In our experience, metronomic use of capecitabine in metastatic GEP-NETs was safe and well tolerated, with none of the patients showing major side effects. The most frequent minor adverse event was grade one to two nonhematological toxicity, although this may be an underestimation due to the retrospective nature of our study. The regimen used would also appear to be feasible in elderly patients, as documented by the median age of the population. Although the high response rate and prolonged duration of response indicate the potential efficacy of this treatment, our results must be interpreted cautiously because of the small number of patients involved, as this may have influenced the progression-free survival and overall survival data.

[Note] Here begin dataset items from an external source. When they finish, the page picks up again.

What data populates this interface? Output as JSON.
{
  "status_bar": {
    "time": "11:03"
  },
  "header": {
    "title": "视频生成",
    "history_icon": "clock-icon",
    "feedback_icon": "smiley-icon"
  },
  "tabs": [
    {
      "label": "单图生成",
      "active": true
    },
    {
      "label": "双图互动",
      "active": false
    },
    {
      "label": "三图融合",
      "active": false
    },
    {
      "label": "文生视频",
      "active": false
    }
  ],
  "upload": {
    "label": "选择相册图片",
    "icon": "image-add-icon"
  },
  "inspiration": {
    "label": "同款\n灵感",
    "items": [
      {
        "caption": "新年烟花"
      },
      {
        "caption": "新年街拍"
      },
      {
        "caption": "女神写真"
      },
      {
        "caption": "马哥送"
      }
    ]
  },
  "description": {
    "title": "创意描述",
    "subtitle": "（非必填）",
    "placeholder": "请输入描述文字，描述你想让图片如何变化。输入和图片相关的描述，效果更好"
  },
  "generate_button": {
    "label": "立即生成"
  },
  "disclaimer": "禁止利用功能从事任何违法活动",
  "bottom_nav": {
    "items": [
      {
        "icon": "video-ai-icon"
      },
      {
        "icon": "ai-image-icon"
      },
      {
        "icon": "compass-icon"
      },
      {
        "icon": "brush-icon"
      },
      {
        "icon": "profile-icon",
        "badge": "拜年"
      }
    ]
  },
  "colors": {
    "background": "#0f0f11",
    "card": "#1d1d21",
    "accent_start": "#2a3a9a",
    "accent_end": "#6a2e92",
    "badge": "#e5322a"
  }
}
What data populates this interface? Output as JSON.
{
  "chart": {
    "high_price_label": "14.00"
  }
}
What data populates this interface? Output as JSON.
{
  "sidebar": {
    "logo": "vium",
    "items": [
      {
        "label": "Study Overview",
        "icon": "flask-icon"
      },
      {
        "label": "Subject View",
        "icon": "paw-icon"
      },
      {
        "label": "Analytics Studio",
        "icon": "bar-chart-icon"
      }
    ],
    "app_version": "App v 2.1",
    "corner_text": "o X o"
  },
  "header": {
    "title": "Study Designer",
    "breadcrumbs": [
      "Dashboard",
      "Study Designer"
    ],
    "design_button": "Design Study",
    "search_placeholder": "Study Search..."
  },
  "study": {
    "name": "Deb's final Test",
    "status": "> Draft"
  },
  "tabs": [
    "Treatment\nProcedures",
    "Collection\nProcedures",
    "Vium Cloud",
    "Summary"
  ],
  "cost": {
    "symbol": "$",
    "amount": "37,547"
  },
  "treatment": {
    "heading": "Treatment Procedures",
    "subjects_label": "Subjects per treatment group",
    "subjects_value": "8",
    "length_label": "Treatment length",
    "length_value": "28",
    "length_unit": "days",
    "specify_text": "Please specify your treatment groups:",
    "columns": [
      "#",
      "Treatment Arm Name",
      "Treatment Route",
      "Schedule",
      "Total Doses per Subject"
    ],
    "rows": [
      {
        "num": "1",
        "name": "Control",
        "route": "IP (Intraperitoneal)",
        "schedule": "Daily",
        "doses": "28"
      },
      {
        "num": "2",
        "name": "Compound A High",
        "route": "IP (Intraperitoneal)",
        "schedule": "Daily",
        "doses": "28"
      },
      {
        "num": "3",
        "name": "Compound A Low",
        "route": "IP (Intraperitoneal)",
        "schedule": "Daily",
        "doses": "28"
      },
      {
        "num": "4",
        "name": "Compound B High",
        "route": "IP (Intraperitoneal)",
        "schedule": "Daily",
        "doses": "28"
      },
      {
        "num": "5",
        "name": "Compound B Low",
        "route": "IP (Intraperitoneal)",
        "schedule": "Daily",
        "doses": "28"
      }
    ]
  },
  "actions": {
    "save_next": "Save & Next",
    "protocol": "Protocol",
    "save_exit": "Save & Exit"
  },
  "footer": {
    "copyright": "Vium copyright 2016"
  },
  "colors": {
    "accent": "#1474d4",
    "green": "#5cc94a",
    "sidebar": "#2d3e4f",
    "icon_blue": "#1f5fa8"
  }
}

Treatment was particularly effective in pancreatic NETs, suggesting that this subgroup is more sensitive to chemotherapy. Prospective studies are needed to confirm these findings. Preclinical studies are also warranted to clarify whether the antitumor activity and mechanism of action of capecitabine can be attributed to immunomodulatory or antiangiogenic effects, or both.